Michael A. Olivas delivered the Marla Dickerson Distinguished Lecture on Public Interest on Apr. 16 at the Northern Illinois University College of Law on "Lessons Learned about the Legalization Debate, or Why Comprehensive Immigration Reform is in the Public Interest." On Apr. 20, he delivered the Keynote Address at the daylong symposium "Immigration and the Immigrant Experience: Houston and Beyond," hosted by the UH College of Liberal Arts and Social Sciences (CLASS). On May 3, Prof. Olivas conducted a luncheon presentation for legal staff at Wells Fargo banks on the 1954 Hernandez v. Texas case. He also conducted a number of briefings with education print and radio reporters on the SCOTUS grant of cert in Fisher v. University of Texas.
Jordan Paust spoke on Human Rights and U.S. Incorporation at the Law Center of the University of Arkansas, Fayetteville, Apr. 26. His essay "Kiobel, Corporate Liability, and the Extraterritorial Reach of the ATS" will be published this summer at 53 Virginia Journal of International Law Digest (2012). His article "A Critical Appraisal of the Air and Missile Warfare Manual" has been published in 47 Texas International Law Journal 278-291 (2012).
Jessica L. Roberts presented her paper "Health Law as Disability Rights Law" at South Texas College of Law on Apr. 27 as part of the College's Faculty Enrichment Series.
Sandra Guerra Thompson completed final work on an article that will be published in volume 102 of the Journal of Criminal Law and Criminology of Northwestern Law School. It is entitled "Judicial Gatekeeping of Police-Generated Witness Testimony," which addresses the role of the police in generating eyewitness identification testimony, jailhouse informant testimony, and confessions. She also had a second article accepted for publication in volume 65 of the SMU Law Review entitled "Daubert Gatekeeping for Eyewitness Identifications." This piece explores the rules of evidence as applied to eyewitness identification testimony and proposes specific revisions to the rules. Prof. Thompson attended the American Law Institute meeting of Advisors to the Model Penal Code: Sentencing project, held in Philadelphia. She also took part in the planning of a policy reform agenda to be addressed with legislators in the next session of the Texas Legislature regarding the quality of pretrial detention law and practice. This is following up on a successful conference held on Mar. 30 in the State Capitol that she organized and which was co-sponsored by the Criminal Justice Section of the ABA and the Criminal Justice Institute of the UH Law Center. Students from Prof. Thompson's seminar attended the conference and provided research reports as part of the conference materials. On Apr. 17, Prof. Thompson was interviewed regarding the Roger Clemens retrial by KIAH (CW39-Houston) for both the 5 p.m. and 9 p.m. editions of "Newsfix". She also appeared on Channel 13 with Melanie Lawson on a talk show called "Crossroads" discussing the Trayvon Martin case on Apr. 22.
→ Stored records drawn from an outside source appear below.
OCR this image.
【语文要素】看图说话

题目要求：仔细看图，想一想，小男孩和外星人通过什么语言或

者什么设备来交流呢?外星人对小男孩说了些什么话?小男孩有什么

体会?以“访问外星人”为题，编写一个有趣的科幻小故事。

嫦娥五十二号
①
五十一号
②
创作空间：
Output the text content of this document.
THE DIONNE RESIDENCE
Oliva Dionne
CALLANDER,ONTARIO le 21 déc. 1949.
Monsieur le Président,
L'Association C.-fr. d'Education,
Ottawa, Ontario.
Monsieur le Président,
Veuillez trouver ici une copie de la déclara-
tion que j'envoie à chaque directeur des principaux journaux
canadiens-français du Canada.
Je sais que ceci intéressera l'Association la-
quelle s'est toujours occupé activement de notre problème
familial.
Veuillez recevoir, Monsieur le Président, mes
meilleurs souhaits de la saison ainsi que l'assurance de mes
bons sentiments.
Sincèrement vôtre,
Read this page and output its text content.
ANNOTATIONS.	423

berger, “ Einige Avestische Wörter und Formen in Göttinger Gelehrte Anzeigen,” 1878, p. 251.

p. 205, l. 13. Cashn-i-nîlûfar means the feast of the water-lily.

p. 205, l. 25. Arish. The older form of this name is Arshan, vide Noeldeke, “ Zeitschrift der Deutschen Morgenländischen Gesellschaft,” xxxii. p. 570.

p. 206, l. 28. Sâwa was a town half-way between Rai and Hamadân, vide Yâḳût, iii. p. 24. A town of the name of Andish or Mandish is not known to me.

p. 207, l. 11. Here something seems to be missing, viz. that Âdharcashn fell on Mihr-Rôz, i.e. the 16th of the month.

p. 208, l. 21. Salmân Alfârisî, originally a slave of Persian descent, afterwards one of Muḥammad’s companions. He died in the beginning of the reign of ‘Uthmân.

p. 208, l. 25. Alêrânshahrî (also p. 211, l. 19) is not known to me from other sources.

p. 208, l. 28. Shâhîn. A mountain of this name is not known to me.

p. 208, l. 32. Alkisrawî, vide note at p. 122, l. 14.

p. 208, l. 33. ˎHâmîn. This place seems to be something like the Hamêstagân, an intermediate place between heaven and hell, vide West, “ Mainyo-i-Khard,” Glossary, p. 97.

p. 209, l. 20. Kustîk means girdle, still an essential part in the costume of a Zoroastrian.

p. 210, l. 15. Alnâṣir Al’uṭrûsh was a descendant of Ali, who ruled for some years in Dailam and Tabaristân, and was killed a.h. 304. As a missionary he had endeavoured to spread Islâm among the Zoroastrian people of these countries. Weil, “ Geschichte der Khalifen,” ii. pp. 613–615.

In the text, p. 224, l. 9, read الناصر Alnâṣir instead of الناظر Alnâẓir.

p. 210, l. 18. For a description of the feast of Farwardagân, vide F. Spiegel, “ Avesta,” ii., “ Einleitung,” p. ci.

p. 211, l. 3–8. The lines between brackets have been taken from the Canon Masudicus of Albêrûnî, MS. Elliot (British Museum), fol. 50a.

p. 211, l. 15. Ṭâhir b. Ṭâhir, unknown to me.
Bret Wells gave a presentation on the Codification of the Economic Substance Doctrine to the Exxon Tax Department as part of their Lunch & Learn program on Apr. 12.
On Apr. 28, the O'Quinn Law Library presented the CLE program "Essential Legal Information & Technology for Texas Lawyers" at the Law Center. Spencer Simons talked about Texas bill tracking, legislative history, and administrative agency research. Mon Yin Lung discussed free online resources for lawyers. Chris Dykes and Emily Lawson's presentation introduced attendees to special mobile device applications for lawyers. The free program, approved for three hours of CLE credit, was targeted at recent graduates and solo and small firm practitioners. The program was much appreciated by the twenty-eight attendees.